Non abbiate il tragico ardire di scegliere la vita, quella parola gonfia e fragile che non è altro che un’esca per sciocchi, un’ombra ingannevole che vi accarezza con la promessa di giorni dolci e sereni, quando in realtà vi trascina in una palude di mediocrità, fatta di affanni e giorni tutti uguali, sbiaditi come foglie d'autunno morente. Non agognate il lavoro, quella bestia ferina che vi incatena senza pietà, vi toglie il respiro e vi consuma poco a poco, come l'inesorabile erosione del tempo che non lascia nulla intatto; non cercate, dico, quella sudicia carriera, costruita su sassi aridi e polvere, che eleva solo per poi precipitare nell’abisso dell’amarezza, della stanchezza di un'anima venduta e tradita. E soprattutto, non abbracciate la famiglia, quella trappola dorata che vi lega mani e piedi in un vincolo soffocante, una prigione nascosta sotto i veli ingannevoli del "bene", del "sacrificio", mentre ogni sorriso, ogni abbraccio, altro non è che una finzione ben studiata.
Scordatevi di un maxitelevisore, monumento grottesco dell’alienazione, quella cornice luminosa che vi costringe a fissare l'abisso di esistenze finte, dipinte in colori violenti e vuoti, che vi riempie la testa di parole prive di sostanza, riducendovi a spettatori inebetiti e senza voce, schiavi di una proiezione della realtà che non esiste. Non cercate la lavatrice, non cercate la macchina, il lettore CD, l’apriscatole elettrico: aggeggi insulsi che vi ingannano facendovi credere di possedere il potere di trasformare la vita in un meccanismo oliato e scorrevole, come se l’esistenza potesse essere regolata e controllata come una macchina ben costruita. E la buona salute? Che misero inganno è mai questo, l’idea del colesterolo basso, della forma perfetta e della longevità come conquiste: come se il corpo, per quanto preservato, non fosse destinato a disgregarsi, a dissolversi nel grande nulla, a diventare polvere indistinta.
Non firmate un mutuo, quella promessa di sangue che vi lega al suolo, non lasciate che il vostro nome venga inciso su un debito che vi strangolerà ogni giorno, rendendovi schiavi di una casa che diventerà un mausoleo dei vostri sogni infranti.

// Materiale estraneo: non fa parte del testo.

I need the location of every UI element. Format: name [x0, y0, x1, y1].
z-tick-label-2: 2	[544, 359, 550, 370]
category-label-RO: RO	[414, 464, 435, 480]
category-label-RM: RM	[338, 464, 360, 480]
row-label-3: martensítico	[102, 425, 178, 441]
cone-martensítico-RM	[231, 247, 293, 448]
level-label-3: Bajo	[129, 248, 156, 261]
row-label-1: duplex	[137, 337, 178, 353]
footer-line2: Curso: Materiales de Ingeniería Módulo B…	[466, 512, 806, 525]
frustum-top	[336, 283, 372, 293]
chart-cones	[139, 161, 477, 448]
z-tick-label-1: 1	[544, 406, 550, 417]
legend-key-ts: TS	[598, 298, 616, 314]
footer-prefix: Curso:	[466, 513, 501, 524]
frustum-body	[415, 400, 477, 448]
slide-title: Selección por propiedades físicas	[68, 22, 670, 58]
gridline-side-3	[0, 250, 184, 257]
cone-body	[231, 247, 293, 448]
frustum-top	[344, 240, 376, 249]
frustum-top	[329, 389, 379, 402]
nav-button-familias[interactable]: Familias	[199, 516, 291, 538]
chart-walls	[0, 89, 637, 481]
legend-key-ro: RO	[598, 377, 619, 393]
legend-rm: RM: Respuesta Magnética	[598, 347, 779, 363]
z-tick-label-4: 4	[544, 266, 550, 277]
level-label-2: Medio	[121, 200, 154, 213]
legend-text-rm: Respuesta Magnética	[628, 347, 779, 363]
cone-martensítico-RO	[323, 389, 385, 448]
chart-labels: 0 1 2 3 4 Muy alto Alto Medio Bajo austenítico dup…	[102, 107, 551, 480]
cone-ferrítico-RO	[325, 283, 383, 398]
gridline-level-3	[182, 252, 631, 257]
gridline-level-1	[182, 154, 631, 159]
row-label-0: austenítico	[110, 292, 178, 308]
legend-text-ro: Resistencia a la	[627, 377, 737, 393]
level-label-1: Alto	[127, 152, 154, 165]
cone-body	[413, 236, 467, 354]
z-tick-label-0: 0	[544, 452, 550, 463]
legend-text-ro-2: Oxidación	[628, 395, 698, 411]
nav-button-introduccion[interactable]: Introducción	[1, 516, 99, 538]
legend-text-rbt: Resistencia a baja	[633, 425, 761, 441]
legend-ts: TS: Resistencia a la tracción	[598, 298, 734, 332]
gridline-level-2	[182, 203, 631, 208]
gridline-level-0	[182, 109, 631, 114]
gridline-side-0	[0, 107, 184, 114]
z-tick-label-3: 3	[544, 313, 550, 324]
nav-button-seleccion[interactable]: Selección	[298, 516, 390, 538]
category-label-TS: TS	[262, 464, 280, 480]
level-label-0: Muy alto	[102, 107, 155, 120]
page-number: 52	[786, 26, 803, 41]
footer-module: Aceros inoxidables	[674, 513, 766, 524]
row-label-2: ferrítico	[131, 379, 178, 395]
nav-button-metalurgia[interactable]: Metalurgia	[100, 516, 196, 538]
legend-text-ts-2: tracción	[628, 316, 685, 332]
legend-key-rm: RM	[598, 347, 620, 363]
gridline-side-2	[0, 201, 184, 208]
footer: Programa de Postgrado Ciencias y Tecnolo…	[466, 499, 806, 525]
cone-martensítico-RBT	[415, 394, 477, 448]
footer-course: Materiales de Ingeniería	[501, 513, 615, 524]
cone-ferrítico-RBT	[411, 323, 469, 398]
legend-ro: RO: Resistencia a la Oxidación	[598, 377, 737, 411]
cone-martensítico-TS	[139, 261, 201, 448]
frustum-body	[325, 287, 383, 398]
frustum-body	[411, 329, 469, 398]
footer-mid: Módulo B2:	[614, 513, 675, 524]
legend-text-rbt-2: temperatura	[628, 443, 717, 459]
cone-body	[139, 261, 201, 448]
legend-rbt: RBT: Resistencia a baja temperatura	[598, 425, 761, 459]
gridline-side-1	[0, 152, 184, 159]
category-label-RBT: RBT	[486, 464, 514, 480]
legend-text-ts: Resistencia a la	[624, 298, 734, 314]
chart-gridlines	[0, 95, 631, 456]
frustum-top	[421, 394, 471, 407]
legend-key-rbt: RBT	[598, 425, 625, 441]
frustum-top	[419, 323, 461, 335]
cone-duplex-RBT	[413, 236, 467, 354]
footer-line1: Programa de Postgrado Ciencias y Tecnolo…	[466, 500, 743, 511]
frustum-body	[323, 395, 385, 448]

E scordatevi degli amici, presenze fugaci e inconsistenti che vi stanno accanto solo finché c’è luce, come fantasmi che svaniscono quando cala la notte, sempre pronti a voltare le spalle alla prima ombra di difficoltà. Non adornatevi di abiti casual, grigi e anonimi come i vostri pensieri incerti, come i vostri giorni sciupati in un eterno rimandare; lasciate perdere le valigie in tinta, i salotti in tre pezzi a rate, quella stoffa miserabile che copre solo la miseria dei desideri irrealizzati.
Non scegliete, dico, di passare le vostre giornate a chiedervi chi siete, mentre la domenica mattina scorre lenta e vuota, inghiottita dal vano tentativo di montare mobili che si spezzeranno, di costruire librerie che resteranno per sempre mezze vuote, come metafore della vostra anima mai veramente riempita. Non scegliete di sedervi, dunque, su quel divano, trono di re falliti, per lasciarvi spegnere davanti alla luce sinistra dello schermo, mentre i quiz si susseguono e le voci vi bombardano, facendovi sentire vuoti, mentre intanto le vostre mani meccanicamente afferrano cibo insipido e insignificante, come per soffocare quel grido che sale dal fondo della vostra coscienza.
E infine, non scegliete, per amor di Dio, di invecchiare in decoro e compostezza, non scegliete di scivolare in quel silenzio che porta con sé il peso della sconfitta; non lasciatevi rinchiudere in un ospizio, dove i giorni si susseguono lenti e gelidi, in attesa della morte che si avvicina piano, senza rumore, senza passione, mentre i vostri stessi figli vi disprezzano, creature egoiste e vuote che un tempo avete generato per dare un senso alla vostra misera esistenza.
Non scegliete un futuro, quella promessa velenosa e maledetta che si nasconde sotto la maschera del progresso, della modernità, del successo; non scegliete la vita, con le sue illusioni, i suoi teatrini patetici e le sue glorie destinate a perire come foglie secche. Io ho scelto di non scegliere niente di tutto questo, ho scelto di sprofondare nell’abisso, di abbandonare ogni illusione di ordine e armonia, ogni pietosa menzogna che l’esistenza possa offrire una risposta. Perché di cosa ho bisogno, davvero, in questo mare di nulla, se non del dolce veleno, la sostanza che dissolve ogni pensiero, ogni rimpianto, ogni sogno? Chi ha mai bisogno di ragioni, quando può perdersi in un oblio perfetto?